Crash course in healthy cooking aims to help docs better help their patients

David Eisenberg (left) poses with U.S. Surgeon General Regina Benjamin and chef Scott Samuel at the Culinary Institute of America in St. Helena, California.

March 1, 2013 — David Eisenberg envisions a time when doctors learn not just biology and chemistry—but cooking in an effort to help more patients live healthier lives. Given recent alarming increases in diabetes and other obesity-related ailments, Eisenberg, a doctor, associate professor of nutrition at Harvard School of Public Health (HSPH) and executive vice president of the Samueli Institute, thinks schooling doctors and other health professionals in the latest in nutrition science—and giving them hands-on training in how to cook healthy meals—would make them more likely to give their patients sound nutritional advice, and hopefully help improve their patients’ health as well as their own.

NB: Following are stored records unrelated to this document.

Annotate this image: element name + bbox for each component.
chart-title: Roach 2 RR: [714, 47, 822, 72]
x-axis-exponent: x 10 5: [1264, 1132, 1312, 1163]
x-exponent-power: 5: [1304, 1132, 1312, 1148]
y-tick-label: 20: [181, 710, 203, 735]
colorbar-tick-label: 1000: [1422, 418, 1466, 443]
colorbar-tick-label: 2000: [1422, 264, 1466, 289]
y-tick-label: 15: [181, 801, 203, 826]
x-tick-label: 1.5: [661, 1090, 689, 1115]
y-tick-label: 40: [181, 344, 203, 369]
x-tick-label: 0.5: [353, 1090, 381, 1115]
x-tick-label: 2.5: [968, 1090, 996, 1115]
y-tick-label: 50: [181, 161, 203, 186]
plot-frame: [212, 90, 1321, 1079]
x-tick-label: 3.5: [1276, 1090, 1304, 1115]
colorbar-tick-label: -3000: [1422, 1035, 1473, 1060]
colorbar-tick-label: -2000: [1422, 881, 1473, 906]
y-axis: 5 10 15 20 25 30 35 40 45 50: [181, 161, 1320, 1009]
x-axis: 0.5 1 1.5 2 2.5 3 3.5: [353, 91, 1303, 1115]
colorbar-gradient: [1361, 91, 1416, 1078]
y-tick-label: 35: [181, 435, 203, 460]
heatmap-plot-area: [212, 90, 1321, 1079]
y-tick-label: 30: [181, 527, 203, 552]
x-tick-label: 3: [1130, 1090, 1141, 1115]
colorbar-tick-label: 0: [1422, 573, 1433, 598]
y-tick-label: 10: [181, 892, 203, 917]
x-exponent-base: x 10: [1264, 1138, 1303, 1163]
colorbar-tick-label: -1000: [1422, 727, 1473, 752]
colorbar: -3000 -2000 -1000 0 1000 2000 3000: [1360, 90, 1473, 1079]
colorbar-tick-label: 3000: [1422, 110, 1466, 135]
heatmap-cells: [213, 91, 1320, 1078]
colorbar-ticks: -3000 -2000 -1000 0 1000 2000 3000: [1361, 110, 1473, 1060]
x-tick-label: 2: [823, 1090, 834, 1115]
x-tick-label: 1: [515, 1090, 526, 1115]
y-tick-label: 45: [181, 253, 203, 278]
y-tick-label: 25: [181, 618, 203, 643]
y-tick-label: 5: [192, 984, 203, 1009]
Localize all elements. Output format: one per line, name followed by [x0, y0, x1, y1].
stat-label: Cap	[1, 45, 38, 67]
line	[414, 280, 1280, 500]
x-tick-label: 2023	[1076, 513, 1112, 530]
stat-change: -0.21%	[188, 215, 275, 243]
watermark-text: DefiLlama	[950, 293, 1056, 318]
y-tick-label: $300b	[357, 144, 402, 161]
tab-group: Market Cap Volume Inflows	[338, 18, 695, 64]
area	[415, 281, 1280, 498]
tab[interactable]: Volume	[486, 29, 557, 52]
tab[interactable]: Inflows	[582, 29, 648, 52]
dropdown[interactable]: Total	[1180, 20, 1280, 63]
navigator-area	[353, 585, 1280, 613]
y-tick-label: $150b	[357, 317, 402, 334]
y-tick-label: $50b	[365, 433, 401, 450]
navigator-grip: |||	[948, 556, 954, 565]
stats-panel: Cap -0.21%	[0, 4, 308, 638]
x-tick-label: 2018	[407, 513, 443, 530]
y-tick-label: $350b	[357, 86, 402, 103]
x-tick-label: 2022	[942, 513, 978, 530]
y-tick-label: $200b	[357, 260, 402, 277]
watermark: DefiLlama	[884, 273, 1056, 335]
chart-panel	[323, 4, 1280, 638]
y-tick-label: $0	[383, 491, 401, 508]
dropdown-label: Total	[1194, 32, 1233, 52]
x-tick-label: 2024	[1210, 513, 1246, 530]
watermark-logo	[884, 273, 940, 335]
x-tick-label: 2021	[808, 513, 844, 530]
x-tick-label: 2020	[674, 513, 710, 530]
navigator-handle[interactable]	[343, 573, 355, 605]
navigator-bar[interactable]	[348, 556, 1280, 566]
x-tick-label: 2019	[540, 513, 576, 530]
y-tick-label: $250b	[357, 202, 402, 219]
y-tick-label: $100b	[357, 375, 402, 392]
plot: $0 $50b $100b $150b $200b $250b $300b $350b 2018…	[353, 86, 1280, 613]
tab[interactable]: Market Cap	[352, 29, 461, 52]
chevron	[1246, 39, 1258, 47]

Now Eisenberg has study results that suggest he’s on the right track.

Over the past several years, he has helped run a four-day conference, or “crash course,” in healthy cooking, eating, and lifestyle—for doctors, nurses, nutritionists, restaurant chefs, institutional food service directors, fitness professionals and others—called “Healthy Kitchens, Healthy Lives-Caring For Our Patients and Ourselves.” He led a study titled “Enhancing Medical Education to Address Obesity: ‘See One. Taste One. Cook One. Touch One’,” published online February 18, 2013 in JAMA Internal Medicine, in which attendees surveyed after the March 2010 conference said they were eating and cooking healthier—and advising their patients to do the same. They said they were more aware of their calorie intake; ate more vegetables, nuts, and whole grains; and were better able to assess their patients’ nutrition status and to successfully advise their overweight and obese patients about healthy eating and lifestyle.

HSPH co-authors included research fellow Adam Bernstein; [[Bernard Rosner]], professor in the Department of Biostatistics; [[Eric Rimm]], associate professor in the Departments of Nutrition and Epidemiology; and [[Walter Willett]], Fredrick John Stare Professor of Epidemiology and Nutrition and chair of the Department of Nutrition.

“In this program, a combination of classroom-based training, demonstrations, and hands-on experience led a group of health care professionals to change their personal behavior—and, most importantly, to feel more comfortable advising their patients who were overweight or obese,” said Eisenberg. “Moreover, those physicians who practiced the healthiest lifestyles were the most apt to advise their patients to do the same. These are provocative new findings.” Eisenberg noted that most continuing education conferences convey information but very few have tracked changes in behaviors among course participants.

The results of the study are consistent with previous research that has shown that doctors who practice healthy behaviors—like exercising, wearing seatbelts, or not smoking—are more likely to advise their patients to do the same. And steering patients toward healthier eating behaviors is essential, nutrition experts say, because overweight and obesity—frequently called a national “epidemic”—is linked with numerous health problems, including heart disease, stroke, diabetes, high blood pressure, and as many as 11 types of cancers.

The “Healthy Kitchens” conference, presented jointly by HSPH and the Culinary Institute of America, has been sold out each of the eight times its been offered since 2007. Those who attend the conference spend four days at the Culinary Institute’s Napa Valley campus, where they hear lectures, watch cooking demonstrations, and get to do their own cooking—in an airplane-hangar-sized room full of kitchen workstations.

To Eisenberg, training in hands-on cooking helps people understand that it’s not hard—and not expensive—to shop for, cook, and eat healthy, flavorful food. “You can have a lecture-based nutrition conference, but it’s not nearly as sexy, powerful, enjoyable, and transformative an experience as actually cooking yourself,” he said.

Because of the study’s limitations—it only looked at a three-month period, had a modest sample size and response rate, and did not measure the impact of physicians’ changes on their patients’ behaviors and clinical outcomes—there’s a need for larger, longer studies, Eisenberg said. He hopes future studies will confirm the positive results of combining classroom nutrition with hands-on cooking and that, based on those results, medical school deans will consider adding nutrition and cooking components to their curricula.

“Medical students have a required lab for chemistry and biology instruction,” Eisenberg said. “Why not consider a kitchen as a ‘lab’ for future required courses in nutrition?”

He also hopes others make use of these strategies. “Grade-school kids, college-age students, military personnel, people who live in retirement communities—we all eat three times a day, so the facts and instruction we’re offering are potentially of interest and value to everyone, regardless of age, socioeconomics, or position,” Eisenberg said.

He added, “This could be a new approach to our collectively confronting the epidemics of obesity and diabetes.”